Türkiye Barolar Birliği olarak, yerel seçimlere ilişkin hukuki süreci yakından takip etmekteyiz. Daima hukuk çerçevesinde yaptığımız açıklamaları da kamuoyuyla paylaşıyoruz...

Türkiye Barolar Birliği olarak, yerel seçimlere ilişkin hukuki süreci yakından takip etmekteyiz. Daima hukuk çerçevesinde yaptığımız açıklamaları da kamuoyuyla paylaşıyoruz.

Bu çerçevede, seçimlerden önce de, özellikle sosyal medyada yürütülen sahte seçmen iddialarının sandığın güvenilirliğini zedeleyeceğini söylemiştik. Tüm siyasi partileri, kanunun kendilerine yüklediği sorumluluğu yerine getirmeye ve varsa bir itirazları, delilleriyle birlikte bunu seçim kurullarına bildirmeye davet etmiştik.

Seçime yönelik gerekçelendirilmemiş ve delillendirilmemiş iddiaların vatandaşlarımızı sandığa gitmekten, oylarını kullanmaktan alıkoyacağını, bundan demokrasimizin ağır zarar göreceğini, Türkiye’ye yönelik kara propaganda yürüten bazı çevrelerin ise bu durumdan yararlanacağını hatırlatmıştık. Halkımızın büyük bir olgunlukla ve yüzde 80 katılımla seçimlere iştirak etmiş olmasından memnuniyet duyuyoruz. Bu yüksek katılımın, Türkiye’de demokrasinin yerleştiğini bir kez daha gösterdiğini ifade etmek istiyoruz.

Bugün, siyasi partilerin temsilcilerinin İstanbul Büyükşehir Belediyesi seçimine ilişkin yaptıkları açıklamaları dikkatle dinledikten sonra, aşağıdaki değerlendirmelerimizi vatandaşlarımızın bilgisine sunma ihtiyacı duyuyoruz.

Şöyle ki;

Geçersiz oyların yeniden sayılıp sayılmayacağına ilişkin tartışma bugün için geride kalmıştır. Elbette Yüksek Seçim Kurulu’nun verdiği kararların seçimlerin şeffaf ve hukuka uygun bir şekilde yönetilmesi açısından ayrıca değerlendirilmesi gereklidir. Bugünün temel meselesi ise süreç içerisinde “kesinleşen” bazı hususların yeniden tartışmaya açılıp açılmayacağıdır.

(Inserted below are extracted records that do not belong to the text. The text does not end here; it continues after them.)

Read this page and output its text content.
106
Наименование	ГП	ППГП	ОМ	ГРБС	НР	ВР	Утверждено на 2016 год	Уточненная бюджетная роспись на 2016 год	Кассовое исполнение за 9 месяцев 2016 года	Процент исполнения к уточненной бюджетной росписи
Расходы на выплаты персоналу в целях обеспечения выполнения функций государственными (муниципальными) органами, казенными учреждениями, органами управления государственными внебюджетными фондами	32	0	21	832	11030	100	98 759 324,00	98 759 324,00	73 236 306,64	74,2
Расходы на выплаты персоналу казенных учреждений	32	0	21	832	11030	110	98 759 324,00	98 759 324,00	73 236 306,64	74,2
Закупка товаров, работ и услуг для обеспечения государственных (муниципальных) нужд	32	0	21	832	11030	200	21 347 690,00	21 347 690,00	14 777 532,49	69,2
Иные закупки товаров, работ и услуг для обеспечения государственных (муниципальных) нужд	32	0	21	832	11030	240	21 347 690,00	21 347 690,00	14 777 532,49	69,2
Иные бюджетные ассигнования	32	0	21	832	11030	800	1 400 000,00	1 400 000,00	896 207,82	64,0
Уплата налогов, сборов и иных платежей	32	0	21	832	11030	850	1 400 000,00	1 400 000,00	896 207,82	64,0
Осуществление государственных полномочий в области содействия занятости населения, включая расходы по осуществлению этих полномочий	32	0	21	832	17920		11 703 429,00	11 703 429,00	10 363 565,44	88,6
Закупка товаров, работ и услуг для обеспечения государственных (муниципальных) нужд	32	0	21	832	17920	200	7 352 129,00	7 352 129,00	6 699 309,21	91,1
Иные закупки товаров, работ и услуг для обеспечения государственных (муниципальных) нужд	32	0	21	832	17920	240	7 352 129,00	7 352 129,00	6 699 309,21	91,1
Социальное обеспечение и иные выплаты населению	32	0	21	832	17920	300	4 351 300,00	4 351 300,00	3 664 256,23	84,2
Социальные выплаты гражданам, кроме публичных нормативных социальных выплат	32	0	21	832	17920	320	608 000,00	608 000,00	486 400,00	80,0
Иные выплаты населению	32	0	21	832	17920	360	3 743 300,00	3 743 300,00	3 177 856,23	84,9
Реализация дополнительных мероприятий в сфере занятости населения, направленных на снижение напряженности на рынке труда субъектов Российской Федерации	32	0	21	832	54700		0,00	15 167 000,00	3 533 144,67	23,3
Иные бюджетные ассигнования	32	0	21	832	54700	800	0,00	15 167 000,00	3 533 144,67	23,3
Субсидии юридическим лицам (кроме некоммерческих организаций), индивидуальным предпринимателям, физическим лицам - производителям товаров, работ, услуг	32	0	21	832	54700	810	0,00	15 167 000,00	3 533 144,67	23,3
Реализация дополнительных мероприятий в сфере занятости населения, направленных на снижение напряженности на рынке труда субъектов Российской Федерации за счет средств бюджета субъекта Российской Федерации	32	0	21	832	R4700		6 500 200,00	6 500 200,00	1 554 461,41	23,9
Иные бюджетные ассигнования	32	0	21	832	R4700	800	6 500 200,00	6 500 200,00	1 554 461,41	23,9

Bu konuda seçim mevzuatımızın hükümleri çok açıktır.

Buna göre;

 

1) Seçmen listeleri kanuna göre seçimden önce askıya çıkmış ve itiraz süreci sonunda kesinleşmiştir. Artık, seçimden sonra, seçmen listelerine ilişkin bir uyuşmazlığın çıkarılması hukuken mümkün değildir.

2) Sandık kurulu başkan ve üyeleri seçim mevzuatına göre ilan edilmiş ve itiraz süreci sonunda kesinleşmiştir. Sandık kurulu başkan ve üyeleri üzerinden seçimlere ilişkin bir uyuşmazlık çıkarılmasının da hukuken imkânı yoktur.

3) Somut delillere dayanılmak suretiyle itiraz konusu yapılmayan oyların yeniden sayılmasının da hukuken imkânı bulunmamaktadır.

Türkiye’de seçimler, seçim hukukumuz uyarınca siyasi partilerin gözetim -denetiminde ve hâkim güvencesinde yapılır. Seçim gününden çok önce kanuna ve YSK tarafından ilan edilen takvime göre kesinleşmiş seçmen listeleri ile sandık kurulu başkan ve üyelerinin tartışılması, demokrasinin olmazsa olmazı seçimlerin tartışmaya açılması sonucunu doğurur. Bu tartışmanın galibi olmaz.

Türkiye Barolar Birliği hiçbir siyasi partinin yanında veya karşısında değildir. Türkiye Barolar Birliği yargının üç kurucu unsurundan savunmayı temsil eden, bağımsız ve tarafsız bir kurumdur. Sadece ve sadece hukukun yanındadır. Her zaman da böyle olacaktır.